4. RELAÇÃO ENTRE A MATEMÁTICA E A REALIDADE MATERIAL

4.3 A PRECISÃO, O RIGOR LÓGICO E O IRREFUTÁVEL CARÁTER DE SUAS CONCLUSÕES

A cristalização, anteriormente referida, coloca a Matemática numa posição de ciência exata, de imutabilidade, de absolutização de suas interpretações da realidade. A lógica formal cumpre um papel importante nessa classificação da Matemática. Segundo Trotsky (1939), “a dialética e a lógica formal guardam uma relação similar àquela existente entre a matemática complexa e a matemática elementar”. Conforme o exemplo citado anteriormente, o autor afirma que os silogismos da lógica aristotélica são superados pela lógica dialética, porém, não por exclusão e sim por incorporação, uma vez que “a dialética não exclui o silogismo, mas nos ensina a combiná-lo de modo a aproximá-lo da compreensão de uma realidade eternamente mutável” (TROTSKY, 1939).

Para o autor, o limite dos silogismos lógico-formais está em seus resultados, ou seja, possuem uma aproximação bastante restrita na interpretação da realidade. Quando se diz que “A” é igual a “A”, seu campo de aplicações e generalizações são elementares, “na realidade ‘A’ não é igual a ‘A’” (TROTSKY, 1939). A base dessa identidade é a abstração do conhecimento frente à realidade, que não possui uma rigorosa igualdade em seus elementos. Por isso, as interpretações podem perder-se em ilusões acerca da realidade. Segundo Trotsky (1939, grifos do autor):

O axioma “A é igual a A” parece ser, por um lado, a base de todo o nosso conhecimento e, por outro lado, a fonte de todos os erros do nosso conhecimento. Usar o axioma “A é igual a A” impunemente é possível apenas dentro de certos limites. Quando as mudanças quantitativas em A podem ser desprezadas em vista das tarefas à mão, podemos então presumir que “A é igual a A”. Esta é, por exemplo, a maneira em que o comprador e o vendedor consideram uma libra de açúcar. [...]

Mas mudanças quantitativas para além de certos limites convertem-se em mudanças qualitativas. Uma libra de açúcar submetida à ação da água ou do querosene deixa de ser uma libra de açúcar. [...] Fixar o momento exato, o ponto crítico em que a quantidade se transforma em qualidade, é uma das tarefas mais importantes e complexas de todas as esferas do conhecimento, inclusive da sociologia [reafirmamos a matemática nesse contexto].

Fica evidente nessa argumentação a necessidade da compreensão dialético-materialista para que tal silogismo estabeleça significados e contribua para a ação do homem ao se movimentar na construção de seu mundo. A Matemática cumpre aí um papel importante na compreensão da realidade e seu objeto não pode se confundir com a própria realidade representada.

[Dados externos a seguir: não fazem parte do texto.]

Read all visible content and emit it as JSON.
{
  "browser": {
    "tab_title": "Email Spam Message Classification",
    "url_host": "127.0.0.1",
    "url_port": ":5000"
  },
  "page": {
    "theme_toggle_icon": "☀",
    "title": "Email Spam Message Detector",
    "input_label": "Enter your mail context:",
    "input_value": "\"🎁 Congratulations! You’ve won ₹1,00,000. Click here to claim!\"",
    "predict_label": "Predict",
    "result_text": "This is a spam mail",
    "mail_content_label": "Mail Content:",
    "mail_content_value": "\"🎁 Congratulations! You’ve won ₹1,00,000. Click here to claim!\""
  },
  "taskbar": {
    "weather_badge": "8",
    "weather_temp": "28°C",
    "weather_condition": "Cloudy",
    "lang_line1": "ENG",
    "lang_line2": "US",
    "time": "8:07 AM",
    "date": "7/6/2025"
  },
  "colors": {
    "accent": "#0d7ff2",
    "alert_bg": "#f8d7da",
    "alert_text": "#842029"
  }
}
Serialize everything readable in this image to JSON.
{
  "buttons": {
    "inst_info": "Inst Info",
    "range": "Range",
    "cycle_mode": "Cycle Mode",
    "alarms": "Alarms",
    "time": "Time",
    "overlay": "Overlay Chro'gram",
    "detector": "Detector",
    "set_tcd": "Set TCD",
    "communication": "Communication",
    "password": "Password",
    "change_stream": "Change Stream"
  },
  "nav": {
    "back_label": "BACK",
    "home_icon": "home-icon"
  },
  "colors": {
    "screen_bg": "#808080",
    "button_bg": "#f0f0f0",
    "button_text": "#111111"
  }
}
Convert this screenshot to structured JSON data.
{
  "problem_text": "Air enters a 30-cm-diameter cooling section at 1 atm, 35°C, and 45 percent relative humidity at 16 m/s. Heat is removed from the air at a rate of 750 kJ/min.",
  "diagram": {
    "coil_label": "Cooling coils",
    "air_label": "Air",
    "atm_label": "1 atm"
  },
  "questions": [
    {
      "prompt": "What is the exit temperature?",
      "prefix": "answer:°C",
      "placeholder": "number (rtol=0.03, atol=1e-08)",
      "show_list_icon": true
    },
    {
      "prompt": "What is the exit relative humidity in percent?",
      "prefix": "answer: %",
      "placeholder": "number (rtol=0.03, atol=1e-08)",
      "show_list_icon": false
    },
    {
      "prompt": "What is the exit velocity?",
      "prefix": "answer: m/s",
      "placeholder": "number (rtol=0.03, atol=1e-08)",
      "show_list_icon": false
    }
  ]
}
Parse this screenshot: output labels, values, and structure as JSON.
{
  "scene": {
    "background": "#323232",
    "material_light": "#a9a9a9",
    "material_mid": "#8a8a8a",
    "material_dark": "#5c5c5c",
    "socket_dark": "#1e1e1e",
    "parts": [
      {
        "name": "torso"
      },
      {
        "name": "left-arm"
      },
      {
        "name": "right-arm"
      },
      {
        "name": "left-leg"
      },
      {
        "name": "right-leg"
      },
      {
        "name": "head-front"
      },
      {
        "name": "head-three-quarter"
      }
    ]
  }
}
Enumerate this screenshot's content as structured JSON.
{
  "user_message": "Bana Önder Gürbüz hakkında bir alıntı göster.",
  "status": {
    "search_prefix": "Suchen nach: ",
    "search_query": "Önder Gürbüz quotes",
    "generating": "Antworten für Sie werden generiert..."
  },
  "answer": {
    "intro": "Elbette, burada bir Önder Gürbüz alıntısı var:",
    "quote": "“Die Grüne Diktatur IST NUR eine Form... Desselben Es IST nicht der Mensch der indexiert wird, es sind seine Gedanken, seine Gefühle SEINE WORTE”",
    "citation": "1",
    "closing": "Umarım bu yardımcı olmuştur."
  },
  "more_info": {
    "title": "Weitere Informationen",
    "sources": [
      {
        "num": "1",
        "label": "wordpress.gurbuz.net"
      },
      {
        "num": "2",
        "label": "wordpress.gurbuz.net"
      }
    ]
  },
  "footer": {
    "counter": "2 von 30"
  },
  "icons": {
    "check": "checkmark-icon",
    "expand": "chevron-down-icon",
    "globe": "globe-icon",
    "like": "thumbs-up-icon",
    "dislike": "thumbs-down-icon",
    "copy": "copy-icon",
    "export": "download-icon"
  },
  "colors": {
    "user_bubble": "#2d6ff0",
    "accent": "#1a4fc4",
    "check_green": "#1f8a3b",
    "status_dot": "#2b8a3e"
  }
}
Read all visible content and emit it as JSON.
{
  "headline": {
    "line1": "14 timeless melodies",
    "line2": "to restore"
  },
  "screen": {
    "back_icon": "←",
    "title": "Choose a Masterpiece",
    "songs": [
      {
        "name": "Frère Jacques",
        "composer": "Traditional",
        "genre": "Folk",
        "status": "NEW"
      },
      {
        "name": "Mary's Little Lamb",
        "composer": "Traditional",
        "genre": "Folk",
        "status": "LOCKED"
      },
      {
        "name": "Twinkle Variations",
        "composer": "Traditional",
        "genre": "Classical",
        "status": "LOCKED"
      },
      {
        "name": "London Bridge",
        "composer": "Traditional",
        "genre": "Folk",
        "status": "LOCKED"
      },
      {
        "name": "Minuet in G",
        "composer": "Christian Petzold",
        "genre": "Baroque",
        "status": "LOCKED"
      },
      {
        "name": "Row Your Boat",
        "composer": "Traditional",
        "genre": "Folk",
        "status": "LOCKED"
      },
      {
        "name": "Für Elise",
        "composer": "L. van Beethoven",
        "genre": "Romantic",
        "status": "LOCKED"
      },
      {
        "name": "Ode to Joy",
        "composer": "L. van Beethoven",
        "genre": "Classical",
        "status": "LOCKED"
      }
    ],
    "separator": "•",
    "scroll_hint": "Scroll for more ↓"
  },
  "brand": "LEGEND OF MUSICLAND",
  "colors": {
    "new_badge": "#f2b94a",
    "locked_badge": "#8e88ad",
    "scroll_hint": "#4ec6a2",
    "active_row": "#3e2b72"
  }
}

Não confundir o objeto da Matemática, em particular o objeto da Geometria, pressupõe a compreensão de duas categorias: o abstrato e o concreto. Aleksandrov (1991a, p. 50-52), ao analisar o que ele chama de “conflito entre elementos contrastantes”, evidencia as referidas categorias e faz a distinção entre a realidade material e sua representação matemática. “En geometría consideramos formas y dimensiones de los cuerpos idealmente precisas, abstrayéndolas de la movilidad de los objetos concretos y de una cierta indefinibilidad de sus formas y dimensiones reales” (ALEKSANDROV, 1991a, p. 50). O autor acrescenta:

Pero las formas geométricas idealmente precisas y los valores absolutamente precisos de las magnitudes no son sino abstracciones. Ningún objeto concreto tiene una forma absolutamente precisa ni ninguna magnitud concreto puede medirse con exactitud absoluta, puesto que ni siquiera tiene un valor perfectamente definido [...] Siempre que se superan ciertos límites bien conocidos de la precisión cuantitativa, aparece un cambio cualitativo en la magnitud, y ésta, en general, pierde su sentido original. (ALEKSANDROV, 1991a, p. 51, grifo do autor).

O autor mostra a impossibilidade de precisão absoluta, pois a matéria está em constante transformação, em movimento, e, assim, o

conhecimento da mesma não pode ser estático. Isso não significa que nossos conhecimentos acerca da realidade material não a representam. A precisão absoluta não é possível, pois o ser humano não pode, de uma só vez e de imediato, entender todos os nexos e estruturas da realidade, haja vista a infinidade das coisas cognoscíveis e seu constante transformar-se em outras coisas. No entanto, desse raciocínio não se deve inferir que o conhecimento humano seja relativista, ou seja, que depende de cada indivíduo e de seu critério de verdade na compreensão da realidade.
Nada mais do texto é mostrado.